Objectives This study sought to determine whether the evaluation of the combined presence of coronary artery calcium (CAC) and high-sensitivity C-reactive protein (hsCRP) improves discrimination and ...stratification of hard coronary events and all-cause mortality in the general population. Background Coronary atherosclerosis is a chronic inflammatory disease. Both hsCRP as a measure of inflammation and CAC as a measure of coronary plaque burden have been shown to improve risk appraisal. Methods Framingham risk variables, hsCRP, and CAC were measured in 3,966 subjects without known coronary artery disease or acute inflammation. After 5 years, incident coronary deaths, nonfatal myocardial infarction, and all-cause mortality were determined. Results CAC and hsCRP independently predicted 91 coronary events (adjusted hazard ratios HRs: log2 (CAC+1) = 1.25 95% confidence interval (CI): 1.16 to 1.34, p < 0.0001; hsCRP = 1.11 95% CI: 1.02 to 1.21, p = 0.019) and 130 deaths (adjusted HRs: log2 (CAC+1) = 1.12 95% CI: 1.06 to 1.19, p < 0.0001; hsCRP = 1.11 95% CI: 1.04 to 1.19, p = 0.004).
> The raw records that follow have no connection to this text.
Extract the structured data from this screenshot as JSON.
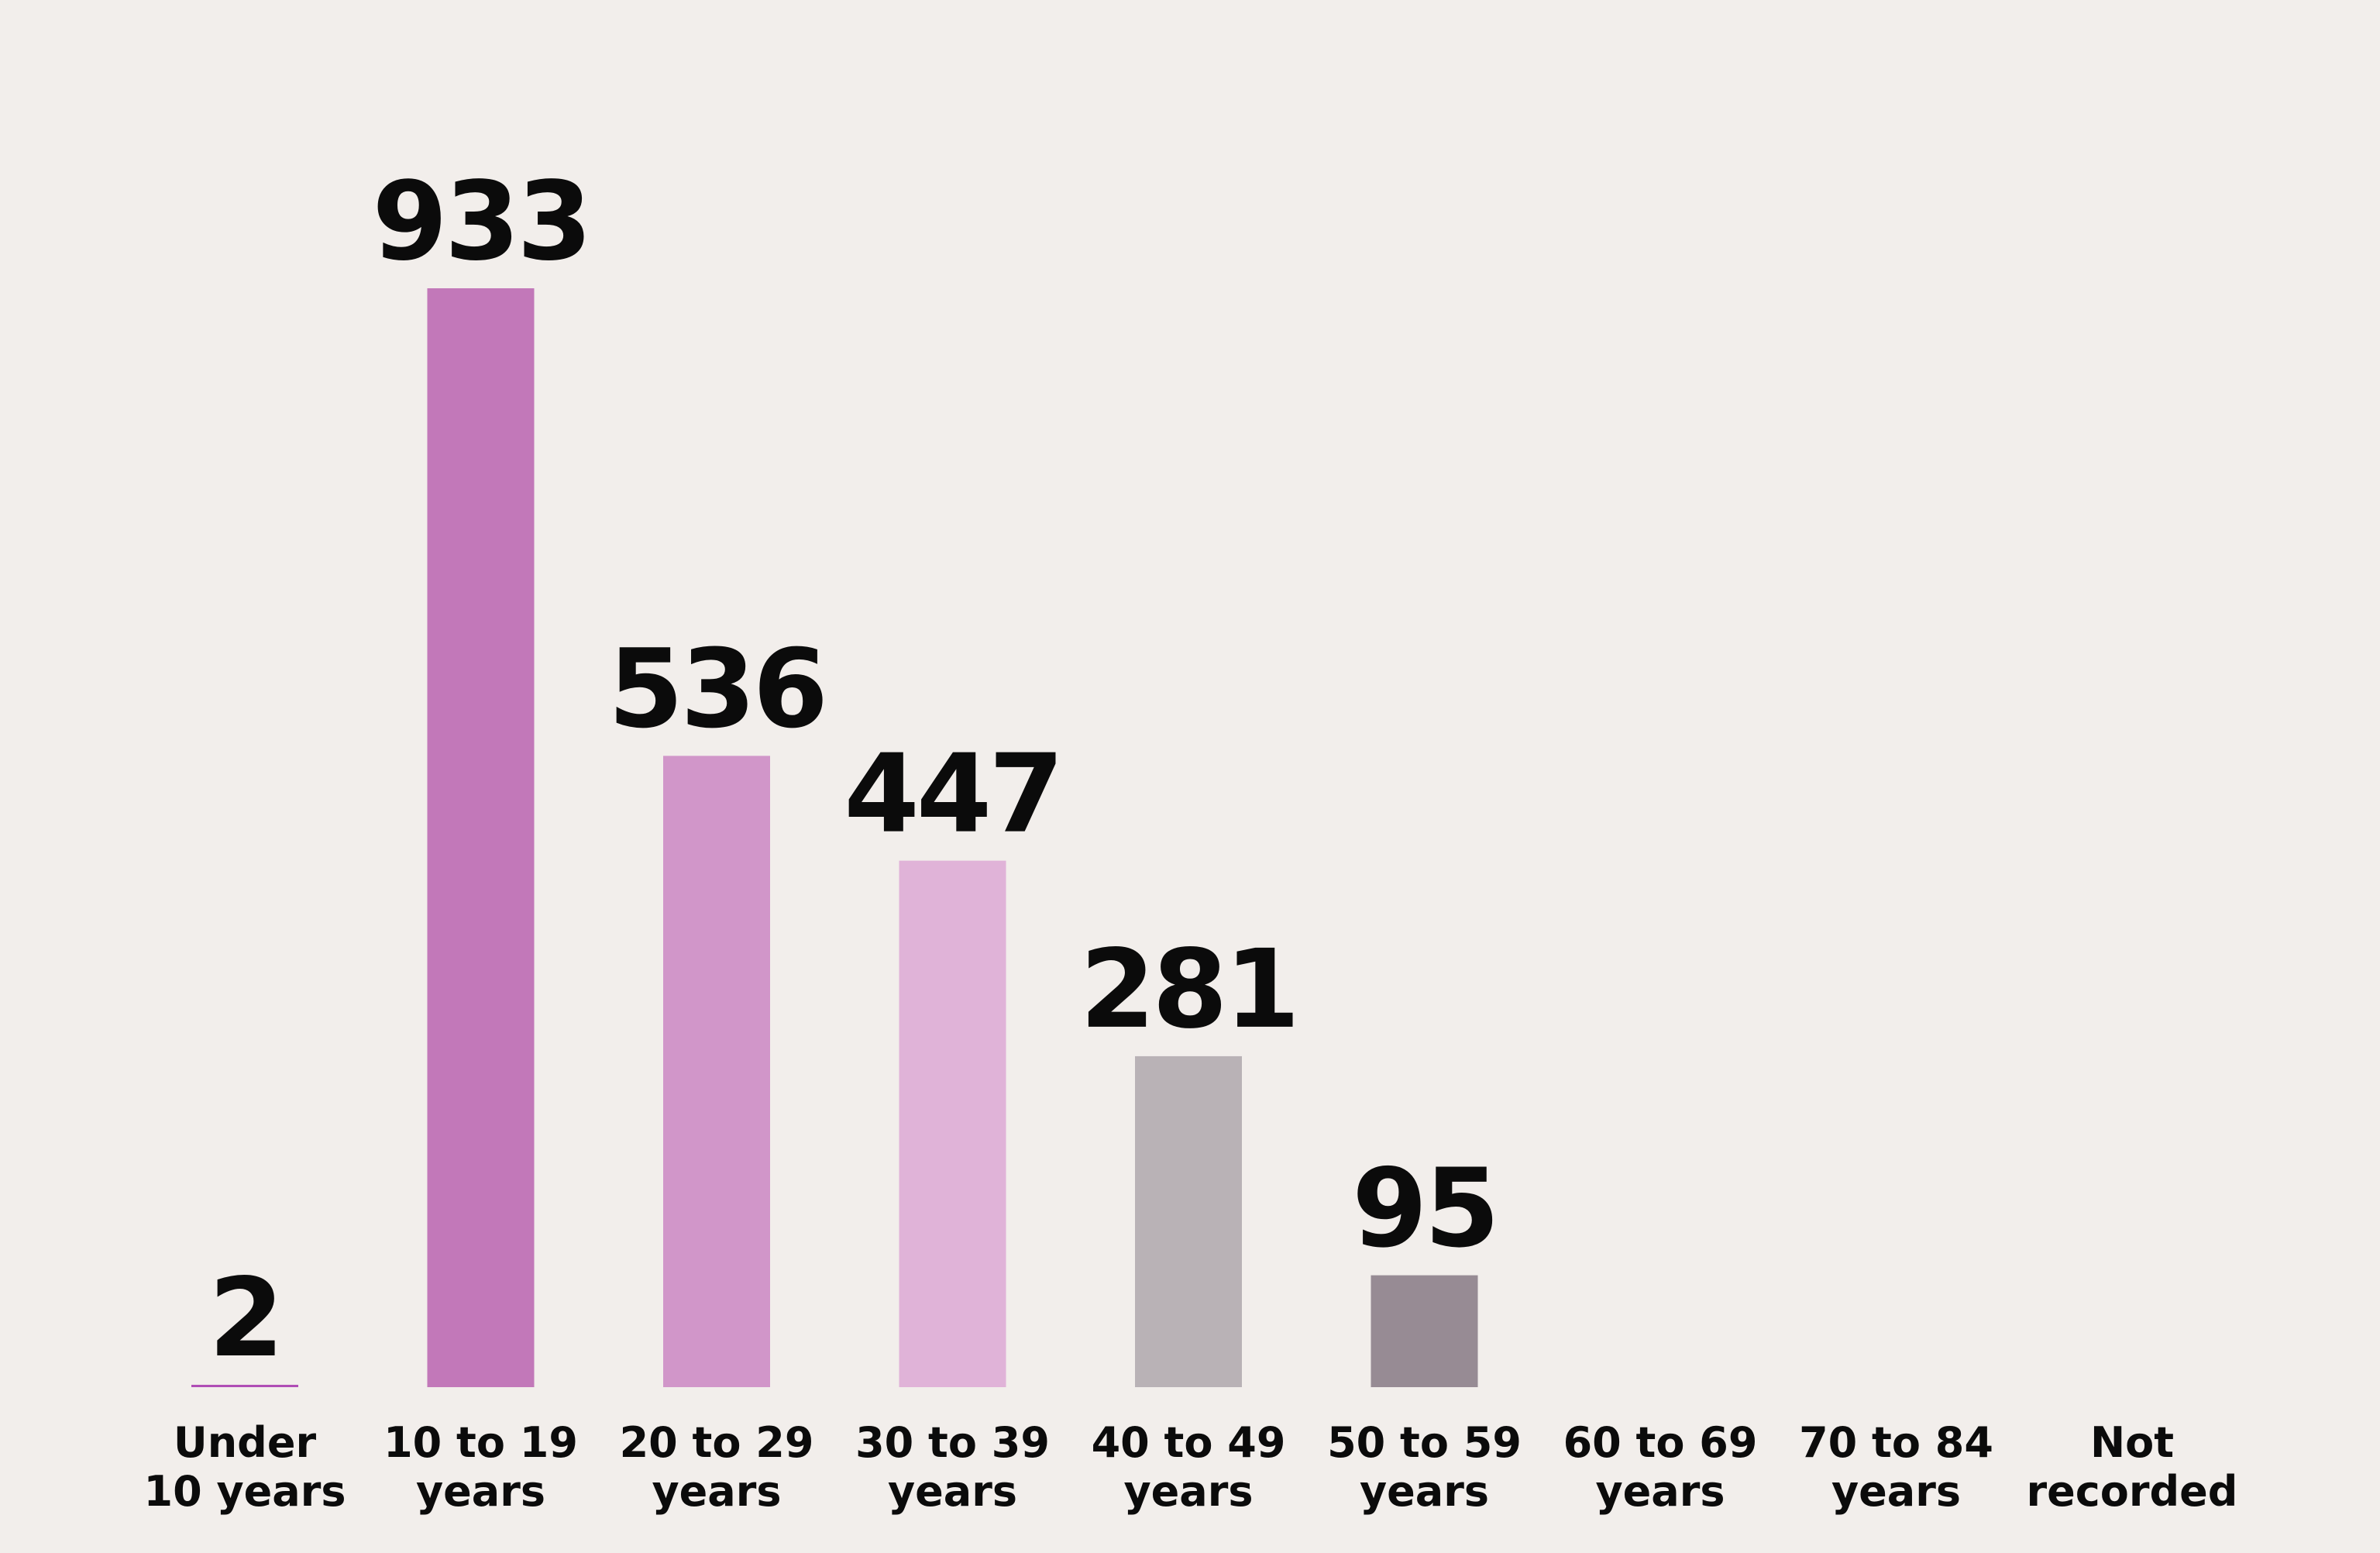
{
  "chart_data": {
    "type": "bar",
    "categories": [
      [
        "Under",
        "10 years"
      ],
      [
        "10 to 19",
        "years"
      ],
      [
        "20 to 29",
        "years"
      ],
      [
        "30 to 39",
        "years"
      ],
      [
        "40 to 49",
        "years"
      ],
      [
        "50 to 59",
        "years"
      ],
      [
        "60 to 69",
        "years"
      ],
      [
        "70 to 84",
        "years"
      ],
      [
        "Not",
        "recorded"
      ]
    ],
    "values": [
      2,
      933,
      536,
      447,
      281,
      95,
      null,
      null,
      null
    ],
    "value_labels": [
      "2",
      "933",
      "536",
      "447",
      "281",
      "95",
      "",
      "",
      ""
    ],
    "colors": [
      "#b04db5",
      "#c278b9",
      "#d196c9",
      "#e0b3d8",
      "#b9b2b6",
      "#978b94",
      "#978b94",
      "#978b94",
      "#978b94"
    ],
    "title": "",
    "xlabel": "",
    "ylabel": "",
    "ylim": [
      0,
      933
    ],
    "grid": false,
    "legend": "none"
  },
  "colors": {
    "background": "#f2eeeb",
    "text": "#0b0b0b"
  }
}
For coronary events, net reclassification improvement (NRI) was 23.8% (p = 0.0007) for CAC and 10.5% (p = 0.026) for hsCRP. Adding CAC to Framingham risk variables and hsCRP further improved discrimination of coronary risk but not vice versa. Among persons without CAC, those with hsCRP >3 mg/l versus <3 mg/l had a significantly higher coronary risk (p = 0.006). For all-cause mortality, integrated discrimination improvement (IDI) was positive when CAC or hsCRP were added to age and sex (+0.51%, p < 0.001 and +0.43%, p = 0.012, respectively). Adjusted HRs in the highest versus lowest category of a risk index derived from established CAC and hsCRP thresholds (i.e., CAC = 100 and hsCRP = 3 mg/l) were 5.92 (95% CI: 3.14 to 11.16) for coronary events and 3.02 (95% CI: 1.82 to 5.01) for all-cause mortality (p < 0.0001 each). The adjusted HR for coronary events in intermediate risk subjects was 6.98 (95% CI: 2.47 to 19.73), p < 0.001. Conclusions The risk of coronary events and all-cause mortality that is mediated by the presence of coronary atherosclerosis and systemic inflammation can be estimated by CAC and hsCRP. An improvement in coronary risk prediction and discrimination was predominantly driven by CAC, whereas hsCRP appears to have a role especially in persons with very low CAC scores.